Why it matters: "West Virginia's journey provides a case study in how legal battles against drug companies can fail to balance the scales, leaving behind more conflict than resolution in communities still reeling from the crisis," the Post writes.

By the numbers: The state has settled 4 lawsuits for a total of $94 million — a small sum in light of recent settlement agreements.

  • But the state's child welfare problem has only deepened. Almost 6,900 children are in foster care — double the number from a decade ago. An estimated 80% have been affected by the drug crisis.
  • Counties with higher rates of opioid overdose deaths also tend to have more child abuse and neglect cases.

The situation is dire. The Post reports that for more than a decade, foster homes and emergency shelters have faced bed shortages.

4. China's ambitious health care endeavor

China wants to have better health care at a lower cost than the U.S. or other countries — a plan that involves extracting massive discounts from pharmaceutical companies, Bloomberg reports.

The trade-off for drug companies is access to China's enormous population and, thus, a giant market.

Between the lines: Chinese patients are now paying much less than Americans for the same drugs.

  • At the same time, there's been a surge of venture capital funding within China's startup biotech industry, while the biggest global drug companies receive a growing share of their revenue from China.

The bottom line: "China has set its sights on creating a holy grail healthcare system that satisfies patients' needs and control costs while still encouraging cutting-edge research — and the world is watching," Bloomberg writes.
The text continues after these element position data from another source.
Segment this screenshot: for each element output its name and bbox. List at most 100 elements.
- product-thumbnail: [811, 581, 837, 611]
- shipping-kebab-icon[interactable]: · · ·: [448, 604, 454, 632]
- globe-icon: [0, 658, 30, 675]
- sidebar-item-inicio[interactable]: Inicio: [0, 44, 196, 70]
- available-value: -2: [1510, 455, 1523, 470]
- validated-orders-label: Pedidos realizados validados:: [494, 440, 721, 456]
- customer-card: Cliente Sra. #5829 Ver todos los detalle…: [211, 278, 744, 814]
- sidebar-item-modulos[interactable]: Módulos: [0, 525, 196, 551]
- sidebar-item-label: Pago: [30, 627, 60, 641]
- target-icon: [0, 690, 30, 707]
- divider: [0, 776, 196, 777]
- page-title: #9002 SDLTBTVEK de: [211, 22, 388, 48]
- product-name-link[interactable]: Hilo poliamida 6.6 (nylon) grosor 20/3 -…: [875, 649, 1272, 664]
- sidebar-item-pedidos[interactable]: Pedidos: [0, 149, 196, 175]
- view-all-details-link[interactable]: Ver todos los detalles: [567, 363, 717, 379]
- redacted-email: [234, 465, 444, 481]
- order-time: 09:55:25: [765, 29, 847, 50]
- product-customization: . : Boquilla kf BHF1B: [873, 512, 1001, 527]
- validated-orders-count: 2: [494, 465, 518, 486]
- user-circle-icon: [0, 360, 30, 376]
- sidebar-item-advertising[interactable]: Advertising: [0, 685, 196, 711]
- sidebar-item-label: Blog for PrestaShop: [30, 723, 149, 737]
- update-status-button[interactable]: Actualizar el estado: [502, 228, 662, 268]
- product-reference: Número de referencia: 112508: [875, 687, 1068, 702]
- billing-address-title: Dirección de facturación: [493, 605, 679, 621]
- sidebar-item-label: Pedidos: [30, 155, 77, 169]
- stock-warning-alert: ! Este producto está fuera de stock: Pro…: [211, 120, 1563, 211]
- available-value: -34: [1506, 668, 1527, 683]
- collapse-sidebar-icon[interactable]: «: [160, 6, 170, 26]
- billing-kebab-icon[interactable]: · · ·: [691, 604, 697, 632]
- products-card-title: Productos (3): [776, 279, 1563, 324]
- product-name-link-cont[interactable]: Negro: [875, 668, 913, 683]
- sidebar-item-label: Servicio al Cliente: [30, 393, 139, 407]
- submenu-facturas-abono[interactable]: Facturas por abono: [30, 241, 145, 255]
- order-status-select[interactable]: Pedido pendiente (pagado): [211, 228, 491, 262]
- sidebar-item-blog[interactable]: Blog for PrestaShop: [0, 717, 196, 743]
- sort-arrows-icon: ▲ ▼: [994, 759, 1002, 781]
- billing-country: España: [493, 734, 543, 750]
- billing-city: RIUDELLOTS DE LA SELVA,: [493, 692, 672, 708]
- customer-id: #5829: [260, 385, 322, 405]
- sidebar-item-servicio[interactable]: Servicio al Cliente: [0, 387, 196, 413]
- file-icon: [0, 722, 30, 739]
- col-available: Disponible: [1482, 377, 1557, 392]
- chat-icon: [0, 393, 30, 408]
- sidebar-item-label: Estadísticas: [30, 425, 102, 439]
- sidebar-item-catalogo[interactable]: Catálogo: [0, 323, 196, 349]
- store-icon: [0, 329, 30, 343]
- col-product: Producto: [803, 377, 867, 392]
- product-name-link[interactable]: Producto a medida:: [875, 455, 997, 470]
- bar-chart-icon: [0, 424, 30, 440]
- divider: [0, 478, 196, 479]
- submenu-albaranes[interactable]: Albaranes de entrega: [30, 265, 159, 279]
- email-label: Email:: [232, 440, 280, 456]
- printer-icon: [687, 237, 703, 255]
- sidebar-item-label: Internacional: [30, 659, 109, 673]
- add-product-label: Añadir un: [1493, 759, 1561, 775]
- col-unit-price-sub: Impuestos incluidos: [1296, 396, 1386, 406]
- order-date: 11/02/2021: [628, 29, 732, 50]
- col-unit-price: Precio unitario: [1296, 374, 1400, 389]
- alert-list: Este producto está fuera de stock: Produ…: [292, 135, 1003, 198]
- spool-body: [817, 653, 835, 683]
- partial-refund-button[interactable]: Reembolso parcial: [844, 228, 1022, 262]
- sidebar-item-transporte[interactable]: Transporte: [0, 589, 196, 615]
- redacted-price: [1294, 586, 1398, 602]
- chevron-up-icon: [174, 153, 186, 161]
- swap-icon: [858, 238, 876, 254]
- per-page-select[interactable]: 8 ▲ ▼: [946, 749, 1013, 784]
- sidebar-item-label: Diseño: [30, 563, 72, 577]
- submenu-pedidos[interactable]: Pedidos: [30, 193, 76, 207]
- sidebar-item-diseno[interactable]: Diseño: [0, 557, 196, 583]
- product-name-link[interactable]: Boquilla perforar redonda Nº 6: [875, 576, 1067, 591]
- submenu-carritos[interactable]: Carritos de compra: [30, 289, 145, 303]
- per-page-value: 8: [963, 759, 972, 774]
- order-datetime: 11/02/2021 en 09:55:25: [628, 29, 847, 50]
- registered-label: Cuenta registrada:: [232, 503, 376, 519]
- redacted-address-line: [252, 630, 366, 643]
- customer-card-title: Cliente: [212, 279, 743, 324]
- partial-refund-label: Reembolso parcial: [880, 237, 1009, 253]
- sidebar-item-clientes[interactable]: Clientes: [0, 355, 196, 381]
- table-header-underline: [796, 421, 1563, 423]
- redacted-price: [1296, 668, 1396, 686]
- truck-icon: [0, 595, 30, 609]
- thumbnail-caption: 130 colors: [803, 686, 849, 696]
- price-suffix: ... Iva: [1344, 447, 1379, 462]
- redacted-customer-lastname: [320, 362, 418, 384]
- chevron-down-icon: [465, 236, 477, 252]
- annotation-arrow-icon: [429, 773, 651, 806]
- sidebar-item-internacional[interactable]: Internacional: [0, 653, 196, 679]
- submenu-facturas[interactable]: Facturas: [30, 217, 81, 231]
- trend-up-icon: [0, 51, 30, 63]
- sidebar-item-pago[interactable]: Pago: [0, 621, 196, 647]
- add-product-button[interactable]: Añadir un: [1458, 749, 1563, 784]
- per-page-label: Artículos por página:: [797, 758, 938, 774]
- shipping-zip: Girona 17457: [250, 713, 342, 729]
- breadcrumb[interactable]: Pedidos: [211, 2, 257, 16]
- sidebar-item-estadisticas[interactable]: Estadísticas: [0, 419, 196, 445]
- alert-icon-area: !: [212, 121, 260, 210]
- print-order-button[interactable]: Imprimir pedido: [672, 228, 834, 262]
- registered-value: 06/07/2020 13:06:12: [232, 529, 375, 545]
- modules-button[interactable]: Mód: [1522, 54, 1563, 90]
5. While you were weekending...
  • Sen. Elizabeth Warren said last night that she'll release her plan for how to pay for "Medicare for All" in the next few weeks, per WashPost.
  • Teens are increasingly trying to quit vaping, but face limited treatment options, WSJ writes.
  • State Medicaid spending grew in fiscal year 2019 even as enrollment declined, Modern Healthcare reports.
Caitlin Owens

Editor's note: The third item has been updated to use the reflect that babies were born with opioid dependence (not addiction).